Debates são outra expressão dos processos pedagógicos da escola: pode ser sobre um filme, um filme “bem cabeça”, como “Uma lição de amor”, que oferece uma série de temas que podem gerar boas discussões: deficiências, adversidades, disputa judicial, relação entre pais e filhos, etc. Outro filme usado foi “A cor do paraíso”. Nesse processo, está o aprender a argumentar, e também aprender a escrever, argumentando. Mas isso é outro tema, que virou tese, e está no livro de Siqueira & Lucas (2010)(3). Vejam só a reflexão de C. sobre o filme “uma lição de amor”: “Eu gostei muito da história porque é linda e mostra que qualquer pessoa, com ou sem deficiência pode amar,trabalhar, ser amada e muito feliz. Achei que o ator Sean Penn interpretou muito bem o seu personagem; ele conseguiu mostrar as dificuldades que uma pessoa com deficiência tem e conseguiu também mostrar que ele é capaz de tudo, principalmente de amar. Eu acho que não é apenas a escola perfeita, a casa perfeita e nem a roupa perfeita que os pais dão. O mais importante é o que nós vimos no filme: a atenção”.

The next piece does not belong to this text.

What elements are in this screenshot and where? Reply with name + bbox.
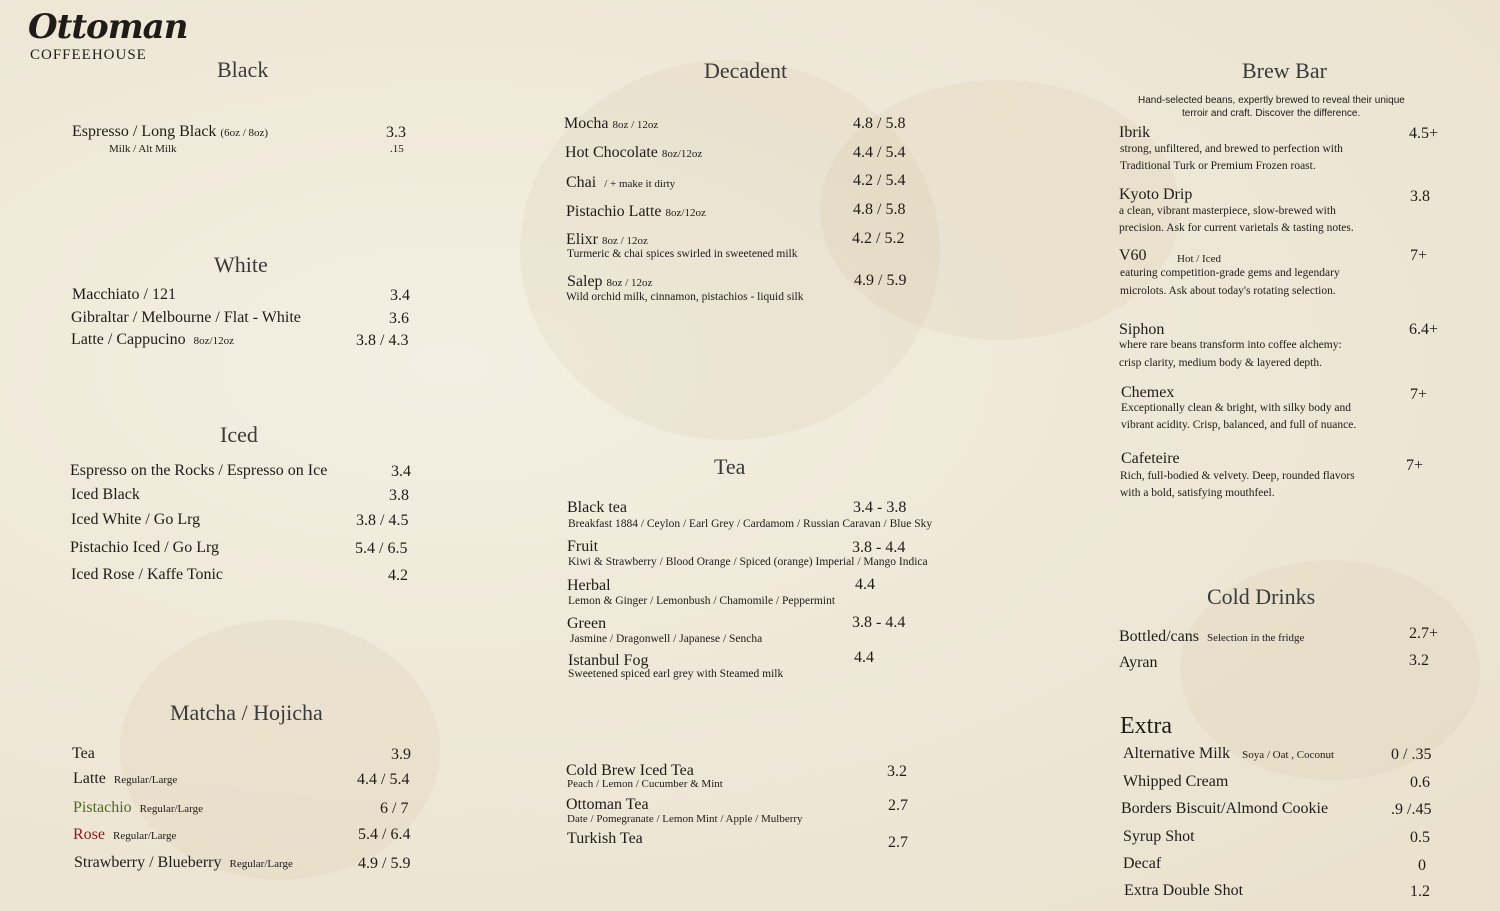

Em termos de avaliação dos alunos, a escola produz um documento, que avalia não apenas a aquisição de conteúdos, medida através de diagnósticos, mas também são avaliados processos relacionados a estratégias de estudo, organização do trabalho, participação nas interações do grupo, o compromisso e a autonomia.
Pensando numa escola, melhor pensar numa escola que se pensa.
* Gil Pena é médico patologista e pai.
REFERENCIAS
1-Alves, R. – A escola com que sempre sonhei sem imaginar que pudesse existir. 4a. ed.Campinas: Papirus, 2002.
2-Leite, LHA (org.) Pensando uma escola para a adolescência. A experiência da Escola Balão Vermelho. Belo Horizonte: Editora Balão Vermelho, 2010.
3- Siqueira, C. & Lucas, R. Escrever e argumentar não é só começar. Belo Horizonte: Editora Balão Vermelho, 2009.